Most of the teachers surveyed say they would prefer remaining in Oregon because they like the area and have family ties. But others cited fiscal instability and a lack of support as factors that may sway them into moving across the state borders.
"Oregon is in danger of facing an epidemic of teacher burnout and attrition," said LeoNora Cohen, an associate professor of education at OSU. "Teaching is not an easy profession to begin with, and the added stresses of job insecurity, growing classrooms and dwindling support are exacerbating the problems."
Cohen and a team of graduate students surveyed 90 teachers in Oregon on their perceptions of the funding crisis in Oregon public schools. The lengthy questionnaires focused on teacher attitudes, personal and financial issues, classroom and working conditions, and changes in the teaching profession.
Not surprisingly, many of the respondents said they enjoyed teaching less today than they did five years ago, though they felt student achievement is comparable. As a group, however, they expressed a low degree of optimism for the direction Oregon public schools are going.
"Oregon has very high standards for teaching, there has been an enormous impact from the 'No Child Left Behind' mandate, the retirement system is failing, and now the lack of a budget cushion is adding multiple pressures on teachers," Cohen said. "It isn't just teachers who are discouraged; it is parents, community leaders, and students themselves.
"Our education woes haven't gone unnoticed nationally, either," she added. "Oregon is fast becoming known as 'the Mississippi of the West.'"
Cohen said the survey - which she calls exploratory, yet important - tapped into a vein of frustration that many Oregon K-12 teachers are feeling. The "big picture" issues of larger classrooms and fewer teachers are well-documented, she said, but teachers point to a variety of issues that affect student learning yet may not be as visible.

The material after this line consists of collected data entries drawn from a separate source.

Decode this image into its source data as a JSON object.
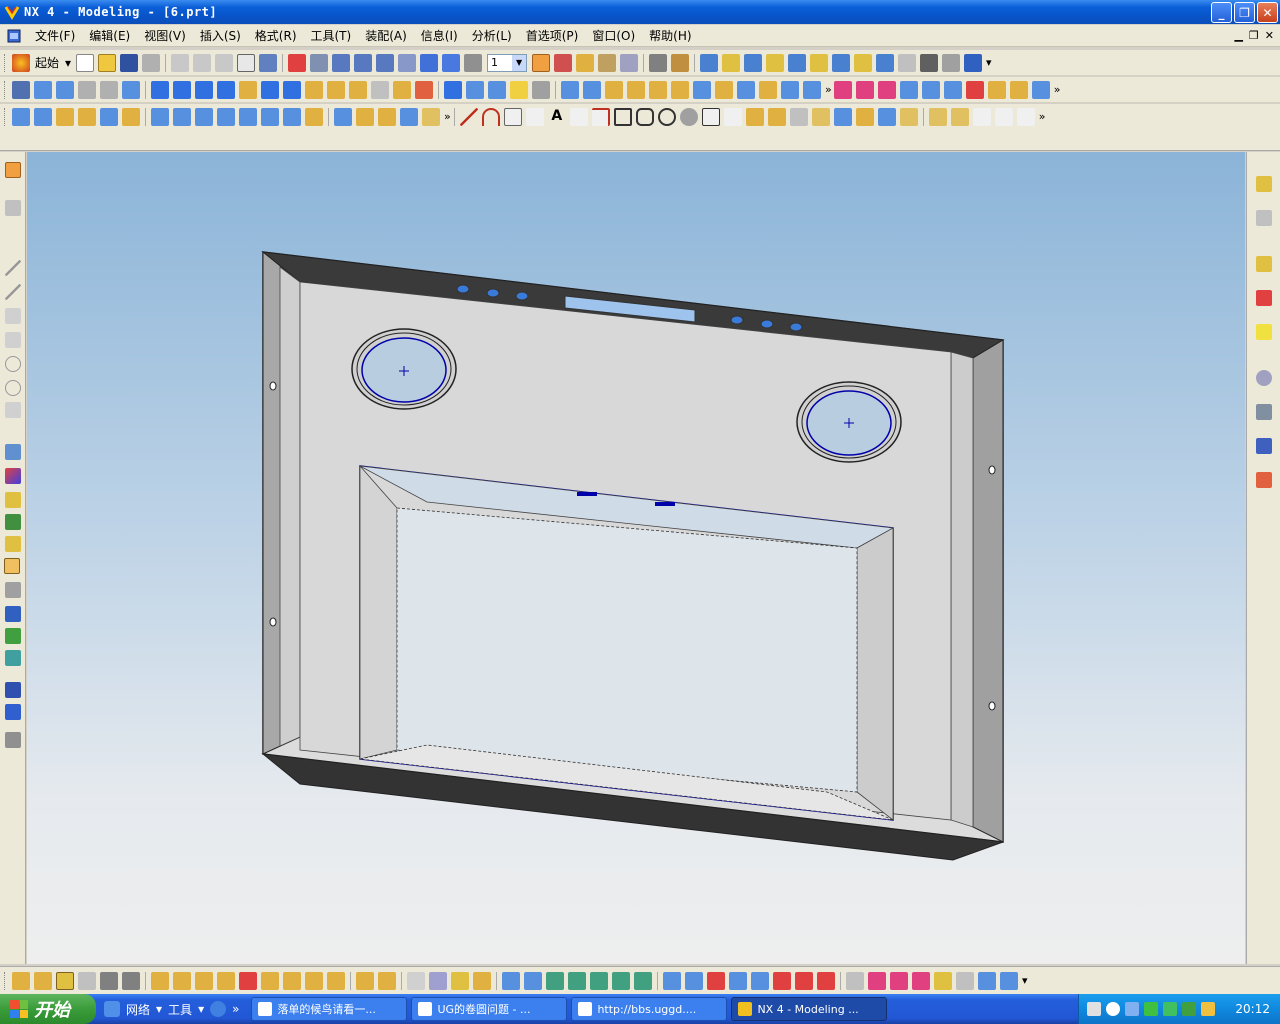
{
  "window": {
    "title": "NX 4 - Modeling - [6.prt]"
  },
  "menu": {
    "items": [
      "文件(F)",
      "编辑(E)",
      "视图(V)",
      "插入(S)",
      "格式(R)",
      "工具(T)",
      "装配(A)",
      "信息(I)",
      "分析(L)",
      "首选项(P)",
      "窗口(O)",
      "帮助(H)"
    ]
  },
  "toolbar": {
    "start_label": "起始",
    "layer_value": "1"
  },
  "taskbar": {
    "start_label": "开始",
    "quick_launch": [
      "网络",
      "工具"
    ],
    "buttons": [
      "落单的候鸟请看一...",
      "UG的卷圆问题 - ...",
      "http://bbs.uggd....",
      "NX 4 - Modeling ..."
    ],
    "clock": "20:12"
  },
  "colors": {
    "titlebar": "#0a5fd8",
    "viewport_top": "#8bb4d8",
    "viewport_bottom": "#eeeeee",
    "model_edge_blue": "#0000aa",
    "model_dark": "#333333"
  }
}
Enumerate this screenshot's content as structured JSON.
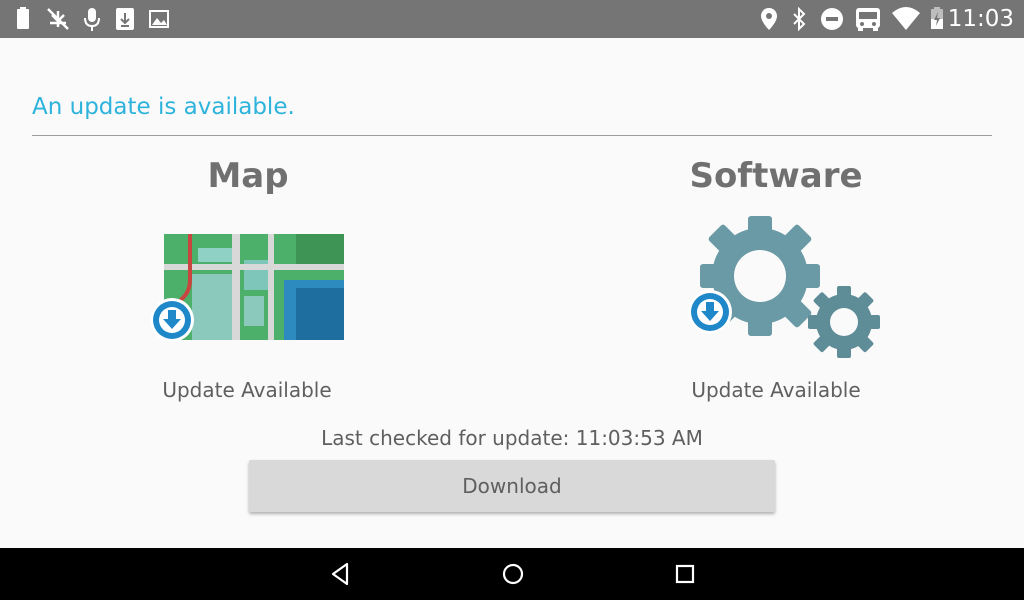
{
  "status_bar": {
    "time": "11:03",
    "left_icons": [
      "battery-icon",
      "no-network-icon",
      "microphone-icon",
      "download-notification-icon",
      "image-icon"
    ],
    "right_icons": [
      "location-icon",
      "bluetooth-icon",
      "do-not-disturb-icon",
      "bus-icon",
      "wifi-icon",
      "battery-charging-icon"
    ]
  },
  "main": {
    "headline": "An update is available.",
    "map": {
      "title": "Map",
      "status": "Update Available",
      "icon": "map-download-icon"
    },
    "software": {
      "title": "Software",
      "status": "Update Available",
      "icon": "gears-download-icon"
    },
    "last_checked": "Last checked for update: 11:03:53 AM",
    "download_label": "Download"
  },
  "nav_bar": {
    "buttons": [
      "back-icon",
      "home-icon",
      "recents-icon"
    ]
  },
  "colors": {
    "accent": "#2eb3dc",
    "status_bar": "#757575",
    "button": "#d9d9d9"
  }
}
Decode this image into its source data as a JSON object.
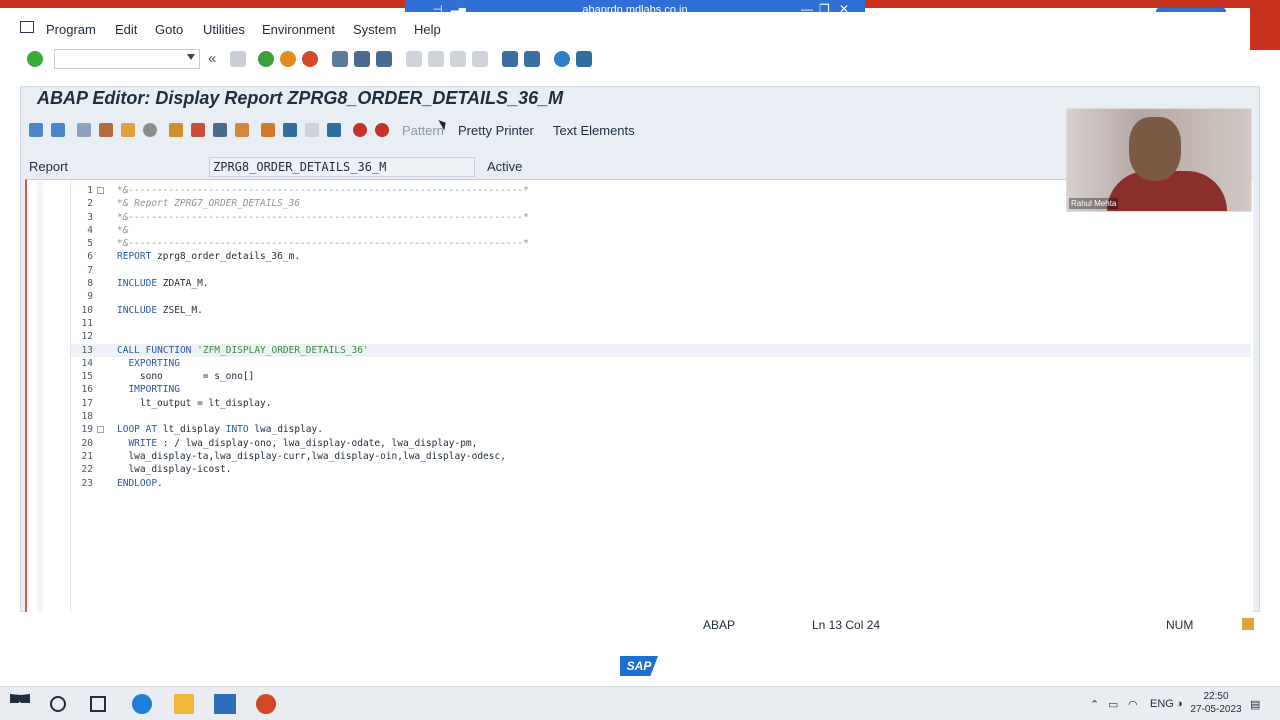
{
  "remote": {
    "host": "abaprdp.mdlabs.co.in",
    "pin": "⊣",
    "signal": "▂▄",
    "min": "—",
    "restore": "❐",
    "close": "✕"
  },
  "window_controls": {
    "min": "—",
    "restore": "❐",
    "close": "✕"
  },
  "menu": [
    "Program",
    "Edit",
    "Goto",
    "Utilities",
    "Environment",
    "System",
    "Help"
  ],
  "toolbar": {
    "command_value": "",
    "back": "«"
  },
  "title": "ABAP Editor: Display Report ZPRG8_ORDER_DETAILS_36_M",
  "app_toolbar": {
    "pattern": "Pattern",
    "pretty_printer": "Pretty Printer",
    "text_elements": "Text Elements"
  },
  "report": {
    "label": "Report",
    "name": "ZPRG8_ORDER_DETAILS_36_M",
    "status": "Active"
  },
  "code": [
    {
      "n": "1",
      "t": "*&---------------------------------------------------------------------*",
      "c": true,
      "fold": true
    },
    {
      "n": "2",
      "t": "*& Report ZPRG7_ORDER_DETAILS_36",
      "c": true
    },
    {
      "n": "3",
      "t": "*&---------------------------------------------------------------------*",
      "c": true
    },
    {
      "n": "4",
      "t": "*&",
      "c": true
    },
    {
      "n": "5",
      "t": "*&---------------------------------------------------------------------*",
      "c": true
    },
    {
      "n": "6",
      "t": "REPORT zprg8_order_details_36_m."
    },
    {
      "n": "7",
      "t": ""
    },
    {
      "n": "8",
      "t": "INCLUDE ZDATA_M."
    },
    {
      "n": "9",
      "t": ""
    },
    {
      "n": "10",
      "t": "INCLUDE ZSEL_M."
    },
    {
      "n": "11",
      "t": ""
    },
    {
      "n": "12",
      "t": ""
    },
    {
      "n": "13",
      "t": "CALL FUNCTION 'ZFM_DISPLAY_ORDER_DETAILS_36'",
      "cur": true
    },
    {
      "n": "14",
      "t": "  EXPORTING"
    },
    {
      "n": "15",
      "t": "    sono       = s_ono[]"
    },
    {
      "n": "16",
      "t": "  IMPORTING"
    },
    {
      "n": "17",
      "t": "    lt_output = lt_display."
    },
    {
      "n": "18",
      "t": ""
    },
    {
      "n": "19",
      "t": "LOOP AT lt_display INTO lwa_display.",
      "fold": true
    },
    {
      "n": "20",
      "t": "  WRITE : / lwa_display-ono, lwa_display-odate, lwa_display-pm,"
    },
    {
      "n": "21",
      "t": "  lwa_display-ta,lwa_display-curr,lwa_display-oin,lwa_display-odesc,"
    },
    {
      "n": "22",
      "t": "  lwa_display-icost."
    },
    {
      "n": "23",
      "t": "ENDLOOP."
    }
  ],
  "status": {
    "lang": "ABAP",
    "position": "Ln 13 Col 24",
    "num": "NUM"
  },
  "sap_logo": "SAP",
  "webcam": {
    "name": "Rahul Mehta"
  },
  "taskbar": {
    "lang": "ENG",
    "time": "22:50",
    "date": "27-05-2023"
  }
}
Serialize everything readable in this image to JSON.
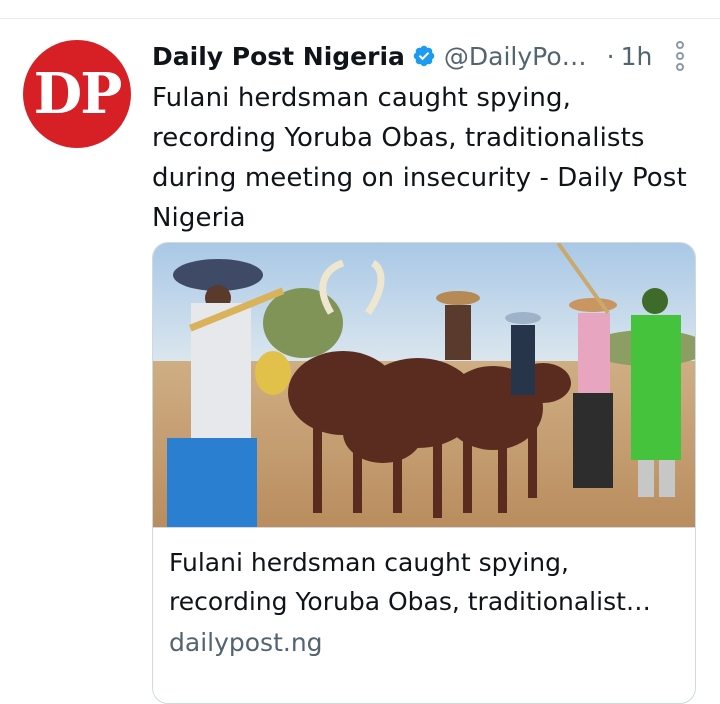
{
  "tweet": {
    "avatar_text": "DP",
    "author_name": "Daily Post Nigeria",
    "handle": "@DailyPo…",
    "separator": "·",
    "time": "1h",
    "text": "Fulani herdsman caught spying,\nrecording Yoruba Obas, traditionalists\nduring meeting on insecurity - Daily Post\nNigeria",
    "more_icon": "vertical-ellipsis-icon",
    "verified_icon": "verified-badge-icon"
  },
  "card": {
    "image_icon": "news-photo",
    "title": "Fulani herdsman caught spying,\nrecording Yoruba Obas, traditionalist…",
    "domain": "dailypost.ng"
  },
  "colors": {
    "brand_red": "#d71f26",
    "verified_blue": "#1d9bf0",
    "secondary_text": "#536471"
  }
}
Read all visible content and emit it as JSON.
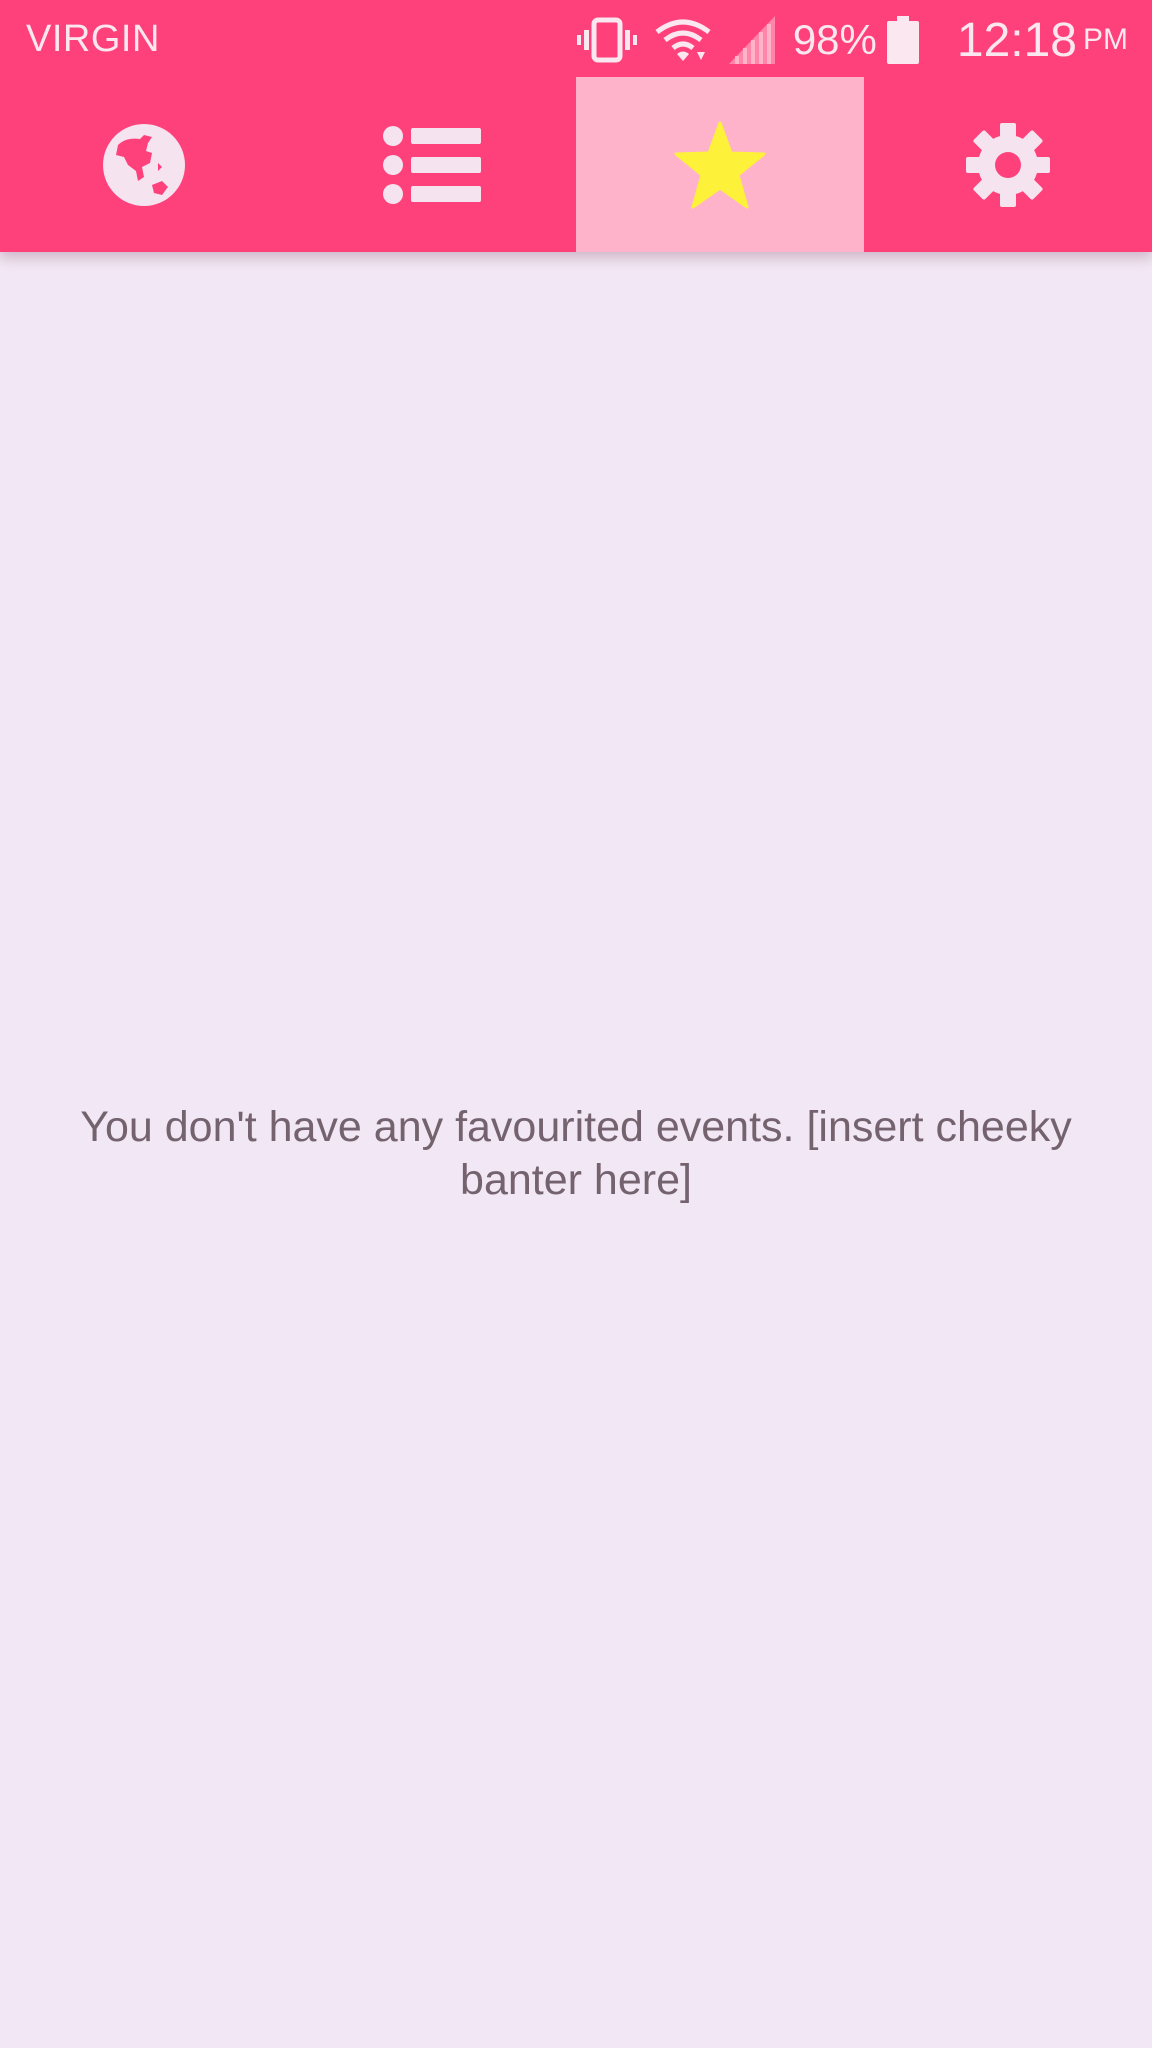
{
  "status_bar": {
    "carrier": "VIRGIN",
    "battery_percent": "98%",
    "time": "12:18",
    "ampm": "PM",
    "icons": [
      "vibrate-icon",
      "wifi-icon",
      "cell-signal-icon",
      "battery-icon"
    ]
  },
  "tabs": [
    {
      "icon": "globe-icon",
      "active": false
    },
    {
      "icon": "list-icon",
      "active": false
    },
    {
      "icon": "star-icon",
      "active": true
    },
    {
      "icon": "gear-icon",
      "active": false
    }
  ],
  "main": {
    "empty_message": "You don't have any favourited events. [insert cheeky banter here]"
  },
  "colors": {
    "app_bar": "#ff417b",
    "active_tab": "#ffb3cb",
    "background": "#f2e7f4",
    "star": "#fdf13a",
    "icon": "#f5e3ef",
    "message_text": "#74636f"
  }
}
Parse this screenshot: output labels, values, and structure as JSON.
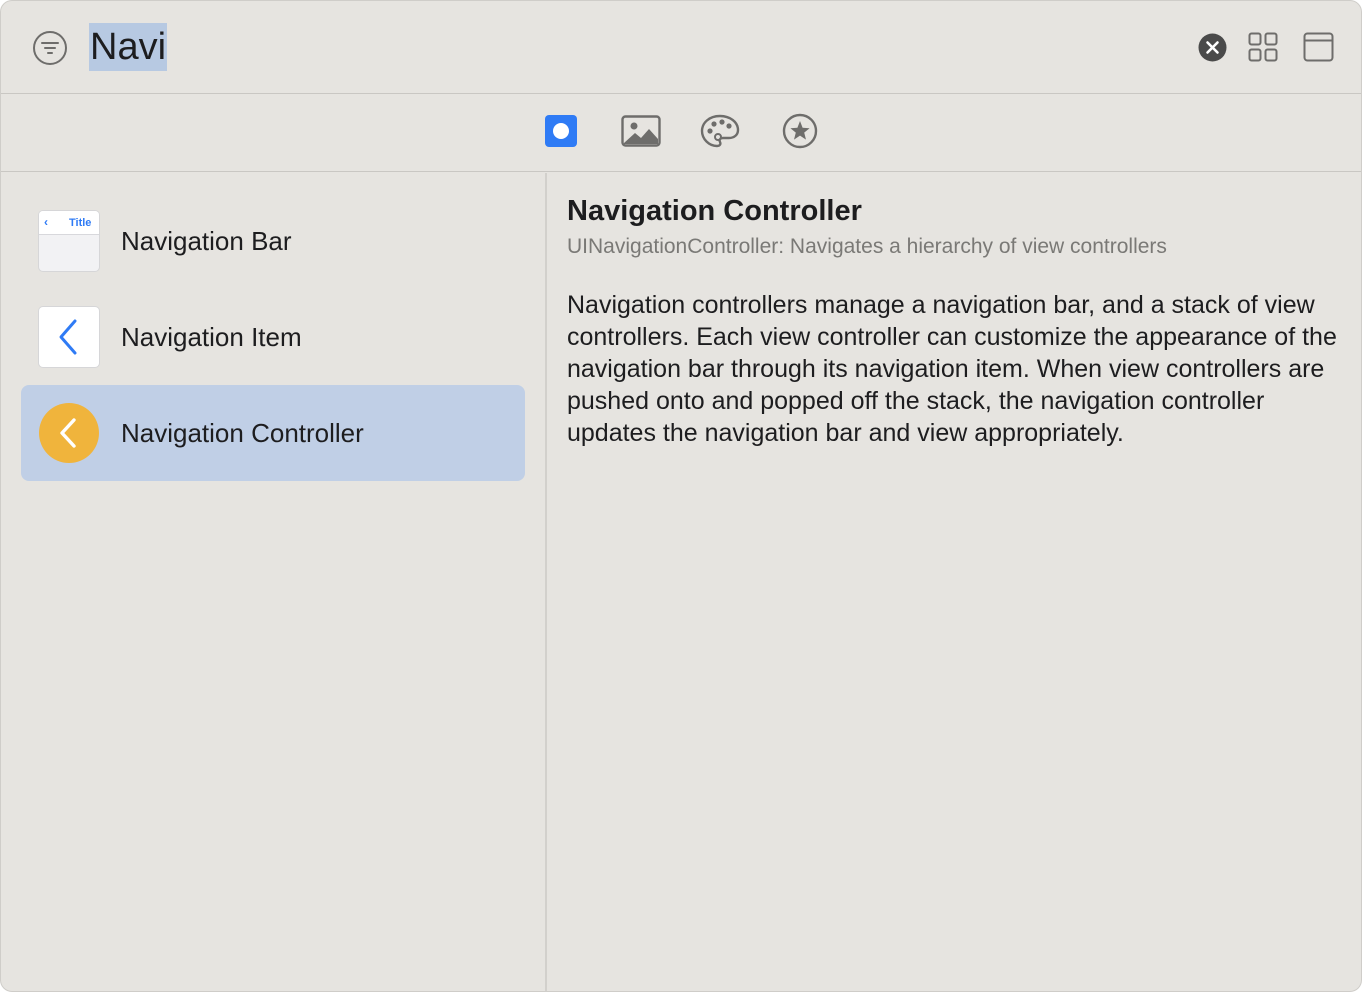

A growing number of students are on Individual Education Programs (IEPs) and that, coupled with the loss of teacher aides, can have a profound effect on classrooms.
In the OSU survey, 81 percent of the teachers say they are teaching more students with special needs than five years ago. Many of these students have attention-deficit disorders, autism, or learning disorders, while others use English as a second language.
Another effect, Cohen said, has been the elimination of specialists who teach music, art, shop and physical education. Classroom teachers have to pick up the slack, which usually eliminates any prep periods they may have used in the past.
"One result is that teachers are spending more and more time outside the classroom preparing lesson plans and grading assignments," Cohen said.
Half of the survey respondents said one of the most significant changes they face as a result of budget cuts has been the advent of "no-frills teaching," which translates into more lectures, fewer special projects, less group work and cooperative learning, fewer electives and fewer hands-on learning opportunities.
"In other words, most of what we have learned in the last 25 years of educational best practices are going out the window because of the budget squeeze," Cohen said. Teachers also are being affected on the bottom line, the OSU survey found. Nine out of 10 teachers report that they have experienced a negative salary impact from budget woes, either through salary reduction, the number of "cut days" lopped off the school year or through additional personal investment in the classroom.
Wrote one teacher: "I have paid for more materials this year…file folders, glue sticks, etc. We haven't had a real raise in years."
Others say they are spending less on the classroom out of necessity - they simply cannot afford it. More than one-fourth (28 percent) of the respondents say they or their partners have had to get another job to make ends meet, or that they were seeking additional employment. And they have had to do major belt-tightening. Noted one teacher: "We have had to eat a lot of oatmeal because of the salary cuts."
Cohen said 73 percent of the teachers surveyed say their health has been adversely affected by the public school budget crisis. Stress, depression, anxiety, sleeplessness, and weight problems are commonplace, she pointed out.
"Despite the impact of the budget on teachers, their greatest concern is what effect the fiscal crunch has on the school children and their ability to learn," Cohen said. "Teachers in the sample are an altruistic group, yet clearly the stresses on teachers cannot mean good things for students.
"When nearly three-fourths of the teachers feel their health is at-risk, that means that burnout and attrition are serious risks," she added. "Hopefully, this study will provide support for teachers in the field and encourage Oregon to provide a stable funding base for education. It also means that we need to prepare prospective teachers in our schools of education for the reality of teaching."
OSU students assisting in the survey included Aaron Barnes, L. Earl Fonville, Andy Hordichok, Jeannette Smith, and Kathleen Smith.